In our production environment (SQL Server 2008 Enterprise), we've been having issues with CPU usage and network utilization. Based on the specs of the (multiple) machines we have and the general functionality of our software product, load should not be an issue.
As a developer, I figured the problem must lie elsewhere, probably in the queries that are being run. I thought it would be a good idea to attach the SQL Profiler to a production instance to figure out which queries (or even code) are the hotspots, and work on optimizing those areas first. (None of our hardware/network guys have done this before.)
I attached the profiler to one of our development instances for a couple hours, and determined we have a few problem areas:
- Queries being executed inside loops -- it was common to see the same few queries being executed tens of thousands of times.
- Queries that don't get cached -- I saw a few
SELECT *
queries show up; there were also quite a few that are non-parameterized. This is a large subset of #1, where a query would only vary by a singleWHERE
parameter. - Long-running queries -- ones that are actually taxing the CPU; these may be inefficiently written, not utilizing indexes, etc. The hit count on these was much lower.
Based on the summary statistics I generated, the biggest problem queries are of type #1 and #2. However, I can't immediately take those results and start working because the development instance queries are essentially what the other devs are working on at the time, not what is going to be run most in production.
I've been reading that attaching the SQL Server Profiler to an instance is problematic because of overhead. For obvious reasons, attaching in a production environment should be as lightweight as possible.
What I need to know is this -- given the three different types of queries I need to spot, how do I set up the profiler to have a minimal impact on performance? Is there another tool that I could use to accomplish this?
Notes:
- Our production environment has definite on- and off-peak times, so it may be possible to get a decent sample by capturing only 30-60 minutes of data during a peak time.
- I'd like to log to a database -- after playing around with the profiler, that log format is the easiest to consume later on.
Instead of attaching the SQL PRofiler, use the
sp_trace_xxx
procedures.
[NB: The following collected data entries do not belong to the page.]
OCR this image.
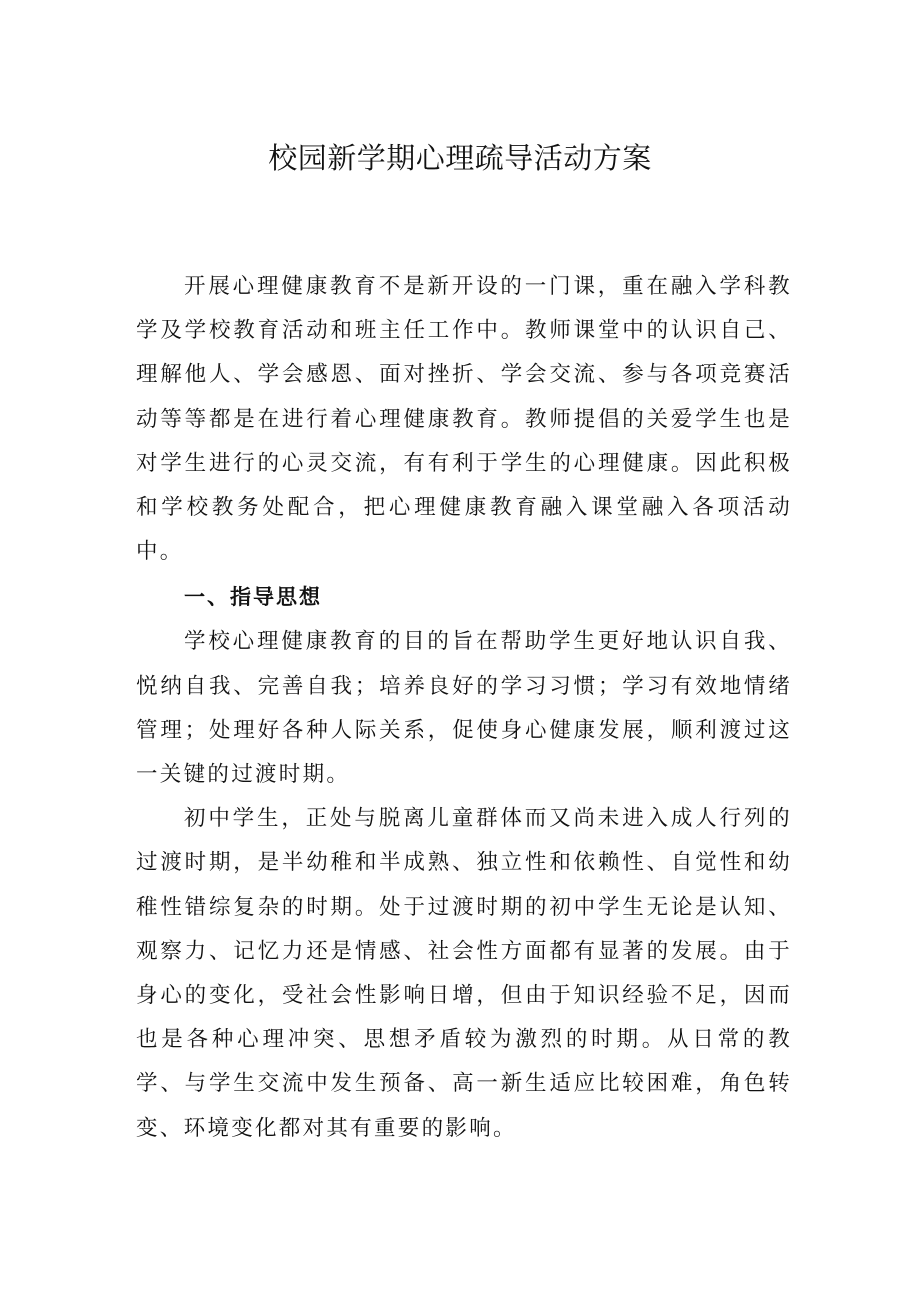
校园新学期心理疏导活动方案

开展心理健康教育不是新开设的一门课，重在融入学科教学及学校教育活动和班主任工作中。教师课堂中的认识自己、理解他人、学会感恩、面对挫折、学会交流、参与各项竞赛活动等等都是在进行着心理健康教育。教师提倡的关爱学生也是对学生进行的心灵交流，有有利于学生的心理健康。因此积极和学校教务处配合，把心理健康教育融入课堂融入各项活动中。

一、指导思想

学校心理健康教育的目的旨在帮助学生更好地认识自我、悦纳自我、完善自我；培养良好的学习习惯；学习有效地情绪管理；处理好各种人际关系，促使身心健康发展，顺利渡过这一关键的过渡时期。

初中学生，正处与脱离儿童群体而又尚未进入成人行列的过渡时期，是半幼稚和半成熟、独立性和依赖性、自觉性和幼稚性错综复杂的时期。处于过渡时期的初中学生无论是认知、观察力、记忆力还是情感、社会性方面都有显著的发展。由于身心的变化，受社会性影响日增，但由于知识经验不足，因而也是各种心理冲突、思想矛盾较为激烈的时期。从日常的教学、与学生交流中发生预备、高一新生适应比较困难，角色转变、环境变化都对其有重要的影响。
The reason why the SQL Profiler is not recommended in production is that it can cause the server to block on waiting for network communication with the Profiler to flush ('network' can mean local shared memory, the location is not relevant). The idea is that a single threaded GUI managed process won't be able to keep up with a full speed stream of events from a multi-threaded native highly optimized server. By using the Trace procedures instead you are taking the GUI/Profiler out of the equation and you let the server flush the events as fast as they can be written to disk on the server, which is always much faster than how the Profiler would be able to process them. If you add a decent filter on the events (eg. only trace RPC:Completed and Batch:Completed events with a duration higher than > 1 second or something similar) then you won't have any serious impact on the server.The GUI Profiler is capable of saving a trace as a series of sp_trace calls for you, so you don't have to manually create the script.
Ideally, you could also have a staging or test environment, where you put code that you want to test, not develop, and then put a production-level load against it. In this case, you would first load a copy of production code and databases, start the profiler, and then let the users or testers use it like they would the production system.
Once you've done that, and optimized some things, you load that code back into your test environment, and test it again, to see if you find another bottleneck.
Now, if you can't do that, you should have an idea from running the profiler in your dev environment if it would be lightweight enough (or not) to try to run against production directly.
Have the profiler run from a different server/work station.